We love greens at our house. I didn't grow up eating them at all. Greens can be very strong and bitter tasting, so it seems they have a bad reputation. But, if they are prepared nicely, the bitterness subsides. Some of my favorite things to add to greens are: olive oil, lots of garlic, vinegar, and anything spicy.

Above is how I can often find greens sold at my local farmer's market. I can find people slicing them into strips right in their stalls, so I know they are very freshly chopped. I find it to be a real time saver, as bunches of greens otherwise come in huge bundles which can be hard to deal with. Just be sure to eat the chopped greens soon after buying them. Also, be sure to wash greens very thoroughly before preparing them. Place them in a sink full of water and swish them around at least three separate times, rinsing well.

Spicy Greens

  • Sliced, washed greens (I used collard greens)
  • 2 tablespoons olive oil
  • sliced garlic (can you have too much garlic? I use at least 3 cloves, usually more)
  • salt and pepper
  • your favorite picante sauce, to taste OR red pepper flakes and a generous dash of your favorite vinegar

Boil a large pot of water. Add the washed greens and boil for about 5 minutes. You will see the color change a bit, becoming darker green. Rinse and spin in a salad spinner to remove excess water. Or once cool to touch, squeeze out the excess water using your hands.

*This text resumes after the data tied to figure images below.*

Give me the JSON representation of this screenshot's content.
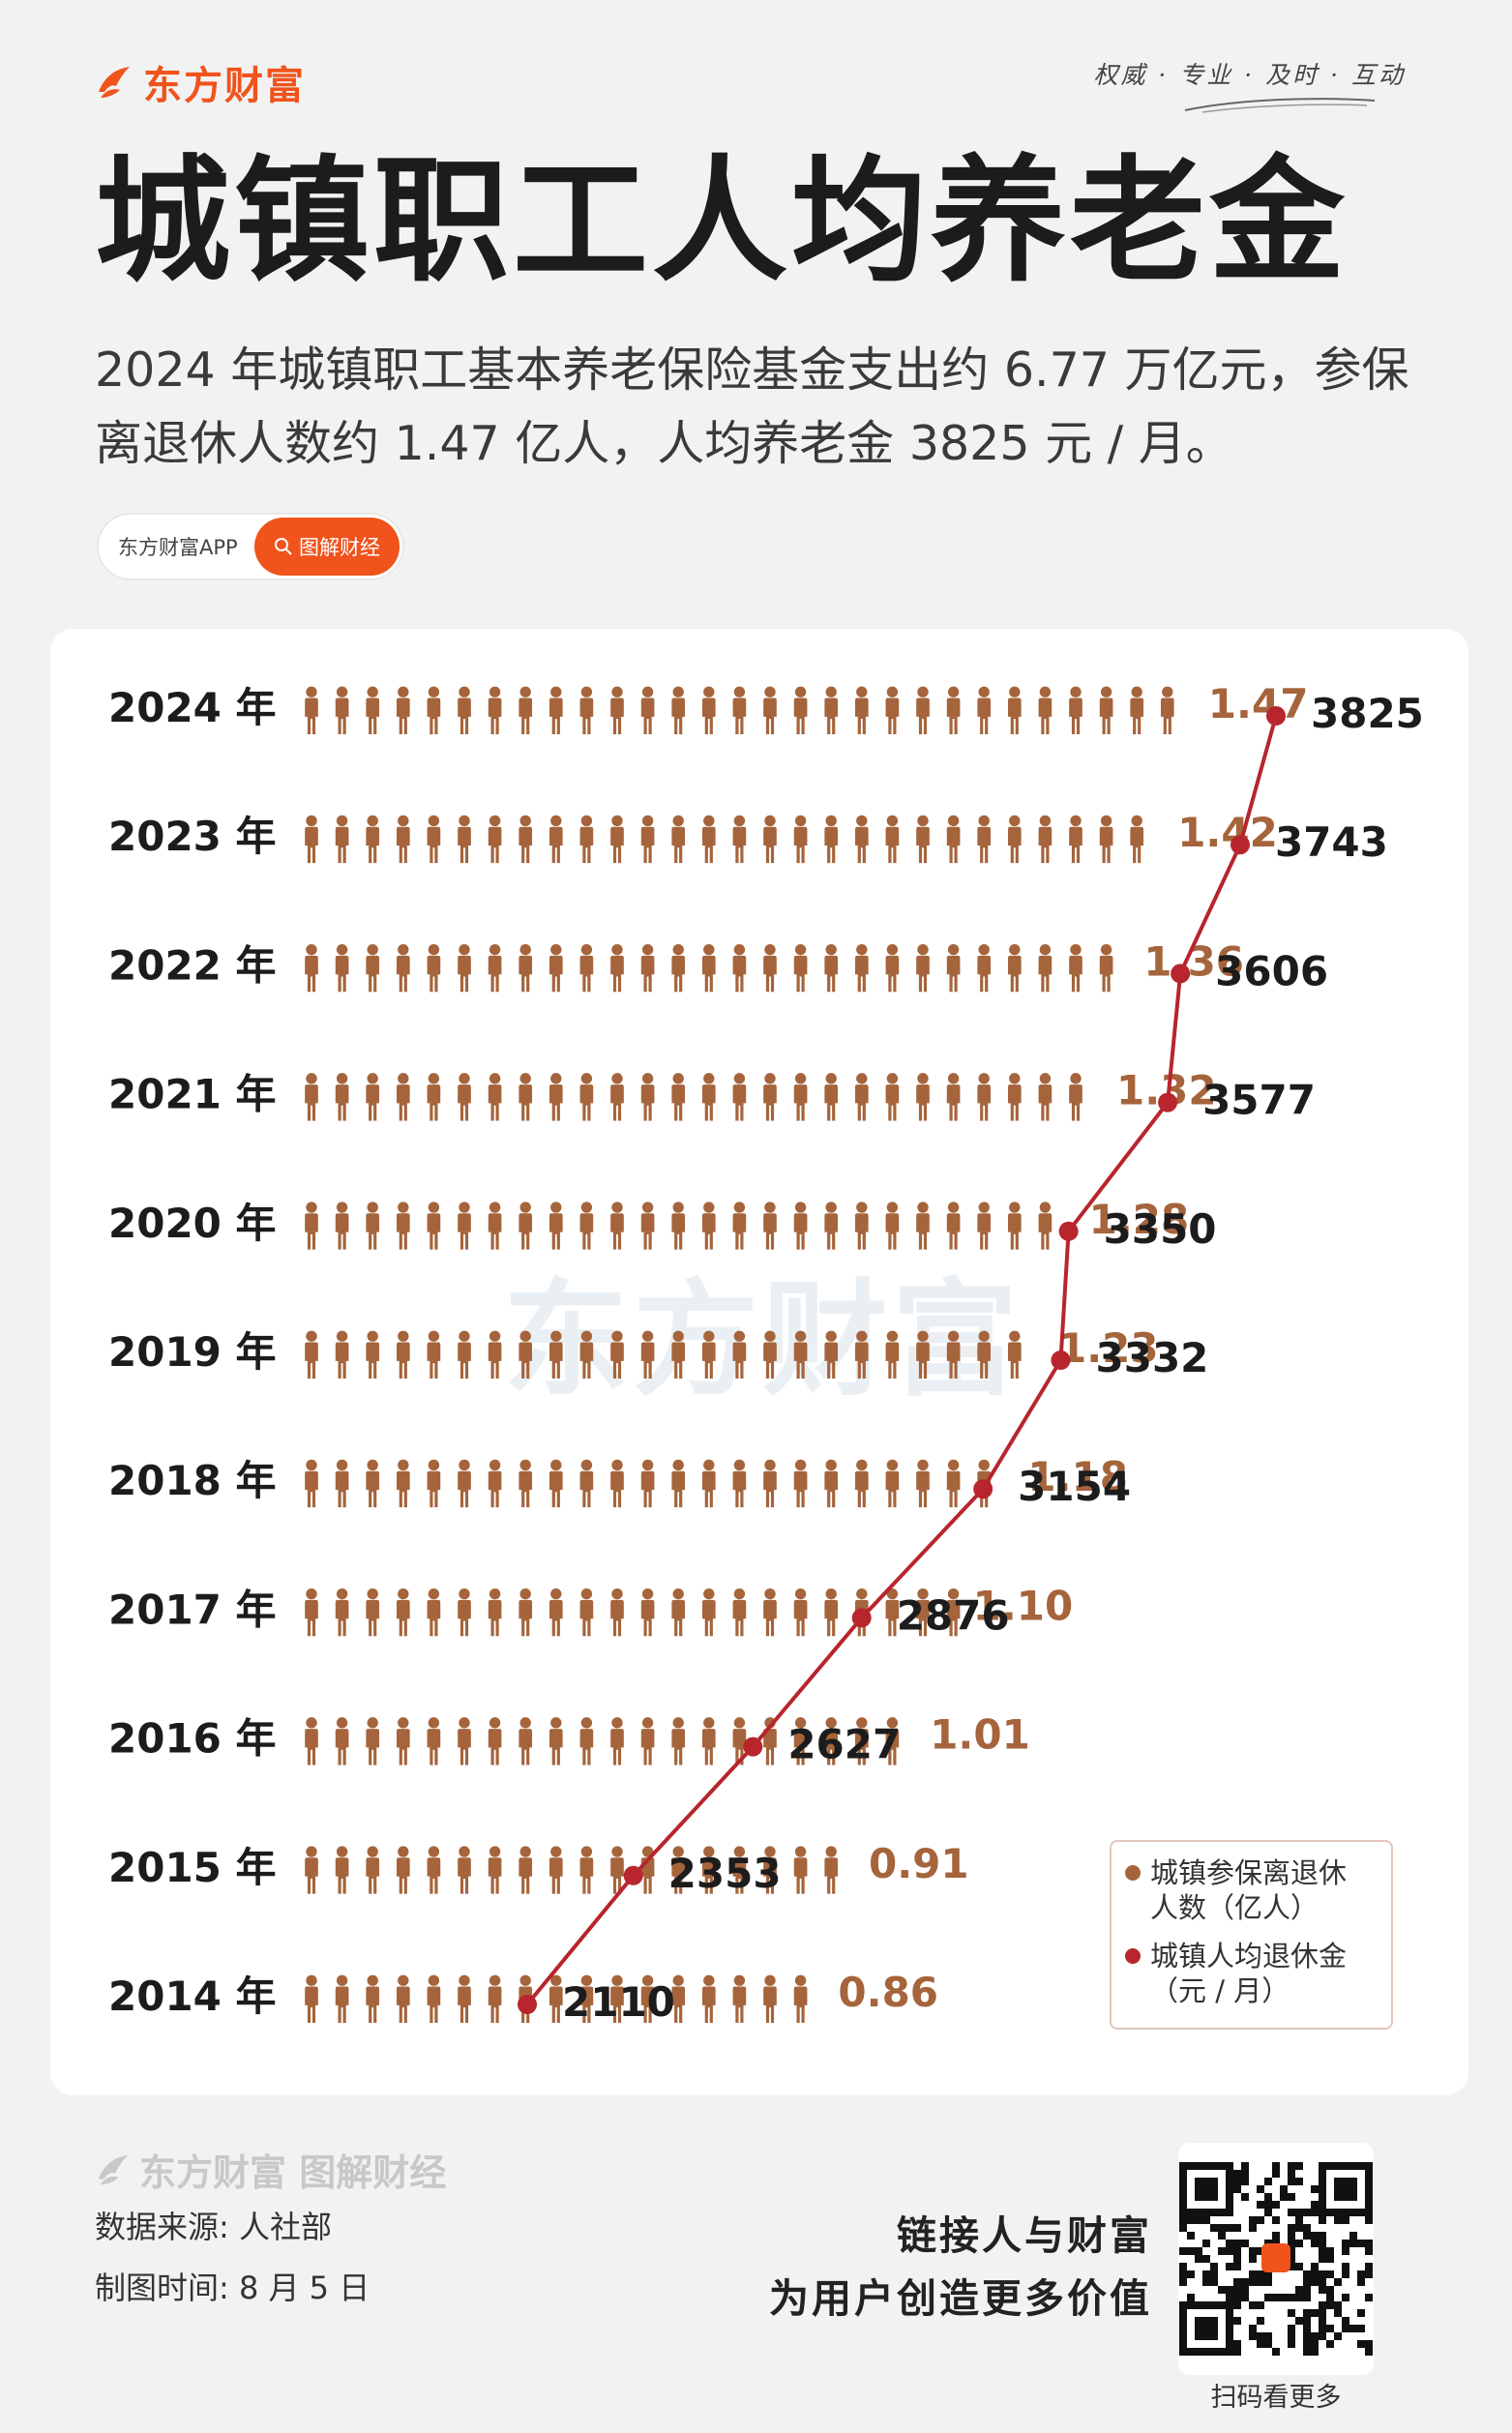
{
  "brand": {
    "name": "东方财富",
    "color": "#f0531c"
  },
  "slogan": "权威 · 专业 · 及时 · 互动",
  "title": "城镇职工人均养老金",
  "subtitle": "2024 年城镇职工基本养老保险基金支出约 6.77 万亿元，参保离退休人数约 1.47 亿人，人均养老金 3825 元 / 月。",
  "app_pill": {
    "label": "东方财富APP",
    "button": "图解财经",
    "icon": "search-icon"
  },
  "watermark": "东方财富",
  "chart_data": {
    "type": "bar",
    "title": "",
    "categories": [
      "2024 年",
      "2023 年",
      "2022 年",
      "2021 年",
      "2020 年",
      "2019 年",
      "2018 年",
      "2017 年",
      "2016 年",
      "2015 年",
      "2014 年"
    ],
    "series": [
      {
        "name": "城镇参保离退休人数（亿人）",
        "values": [
          1.47,
          1.42,
          1.36,
          1.32,
          1.28,
          1.23,
          1.18,
          1.1,
          1.01,
          0.91,
          0.86
        ],
        "labels": [
          "1.47",
          "1.42",
          "1.36",
          "1.32",
          "1.28",
          "1.23",
          "1.18",
          "1.10",
          "1.01",
          "0.91",
          "0.86"
        ],
        "color": "#a5643b",
        "mark": "person-icon",
        "people_per_unit": 20
      },
      {
        "name": "城镇人均退休金（元 / 月）",
        "values": [
          3825,
          3743,
          3606,
          3577,
          3350,
          3332,
          3154,
          2876,
          2627,
          2353,
          2110
        ],
        "color": "#b8252d",
        "mark": "line"
      }
    ],
    "legend": [
      {
        "line1": "城镇参保离退休",
        "line2": "人数（亿人）",
        "color": "#a5643b"
      },
      {
        "line1": "城镇人均退休金",
        "line2": "（元 / 月）",
        "color": "#b8252d"
      }
    ],
    "legend_position": "bottom-right",
    "grid": false
  },
  "footer": {
    "brand": "东方财富 图解财经",
    "source": "数据来源: 人社部",
    "made": "制图时间: 8 月 5 日",
    "tagline1": "链接人与财富",
    "tagline2": "为用户创造更多价值",
    "qr_caption": "扫码看更多"
  }
}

Heat the oil in the large pot. Add the garlic and a dash of your picante sauce (or some red pepper flakes) and then the greens. Sautee for several minutes, letting the flavors blend and the greens soften to the texture you desire. Some people like them on the crisp side while others like them practically soggy.

Serve with a dash of vinegar or more of your favorite picante sauce, to the spice level desired.